If a client is uncomfortable drafting the script, we’ll write the first draft ourselves. We often have a few conversations about the topics and generally ask for an outline and/or breakdown of the content that needs to be communicated. We’ll then take that outline and draft the script, complete with visuals and narration.
A peak at the final design of your video. For many clients, it’s hard to visualize what a video is going to look like before it’s finished. When we’re producing a video that features a heavy motion graphics or 3D animations, we’ll often produce style frames of those graphic treatments. Style frames, or concept frames, show various types of graphic looks at key points in the video. It’s our goal to show the colors, font treatment, graphic elements, and the arrangement of these components within the frame.
The important thing to keep in mind with style frames is that they’re stills. Motion graphics and 3D animations are designed to move across time. Style frames give clients the chance to provide feedback before a lot of work is spent animating.

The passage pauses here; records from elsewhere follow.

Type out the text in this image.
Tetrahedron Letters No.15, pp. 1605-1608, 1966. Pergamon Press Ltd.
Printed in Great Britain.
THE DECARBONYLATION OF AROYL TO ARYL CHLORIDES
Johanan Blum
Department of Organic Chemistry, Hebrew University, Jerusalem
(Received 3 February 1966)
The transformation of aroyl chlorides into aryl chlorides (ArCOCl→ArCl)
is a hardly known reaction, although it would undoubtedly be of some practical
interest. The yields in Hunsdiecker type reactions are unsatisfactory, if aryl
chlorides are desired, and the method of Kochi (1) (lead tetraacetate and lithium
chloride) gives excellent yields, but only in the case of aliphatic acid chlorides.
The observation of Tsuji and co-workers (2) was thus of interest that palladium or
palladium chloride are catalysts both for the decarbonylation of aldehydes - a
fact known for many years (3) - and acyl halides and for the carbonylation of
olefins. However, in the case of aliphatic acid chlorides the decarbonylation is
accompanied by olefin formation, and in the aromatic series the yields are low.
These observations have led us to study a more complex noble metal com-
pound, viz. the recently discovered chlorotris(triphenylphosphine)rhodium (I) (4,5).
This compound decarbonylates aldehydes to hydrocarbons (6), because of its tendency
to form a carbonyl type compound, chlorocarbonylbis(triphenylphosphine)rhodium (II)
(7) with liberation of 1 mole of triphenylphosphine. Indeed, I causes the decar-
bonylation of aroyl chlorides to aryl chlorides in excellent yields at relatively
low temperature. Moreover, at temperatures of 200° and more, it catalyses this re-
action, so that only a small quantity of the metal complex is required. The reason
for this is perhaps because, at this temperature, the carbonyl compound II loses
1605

It’s similar to a home contractor providing material samples and mockups before placing a full order and beginning construction. Once those materials are purchased, it can be costly to change. The same goes for animation, and that’s why we love to produce style frames.
Creating order from chaos. Editing is one of those rare skills that, when it’s done right, should be seamless and invisible to the audience, all the while evoking an emotion and stirring a thought. It’s the editor’s job to put the pieces together in a way that meets the needs of the client and tells the story or conveys the message most efficiently.
With most of our corporate clients, the editing process, put simply, is the reviewing all of the footage and assets that have been filming, provided, or otherwise gathered, and selecting the most appropriate elements necessary to convey the message. If there’s a script for the project, the editor will use the script as a blueprint and try to match the assets they have to that script. If there isn’t a script, it’s the editor’s job to craft the message from the raw materials. In many cases there are holes, gaps, or things that sometimes just don’t work. That’s where an experienced editor shines.
The most important thing to understand about editing is that it’s a creative problem-solving process. When we work with clients, the editor will do much of this work before the client sees a review of video. We emphasize the planning and pre-production process so that when a client sees a cut, it’s exactly as expected. We're executing a pre-developed strategy. We like to limit surprises. Minor course corrections are often necessary, and anticipated, as it’s part of the normal process. In the end, if we’ve done our job, the editing will be seamless and evocative at the same time.
As a client, ask your video production partner smart questions about their approach to your project. By knowing a little bit about what goes into the process, you can communicate what solution you're looking for, navigate around potential problems, and stretch your budget.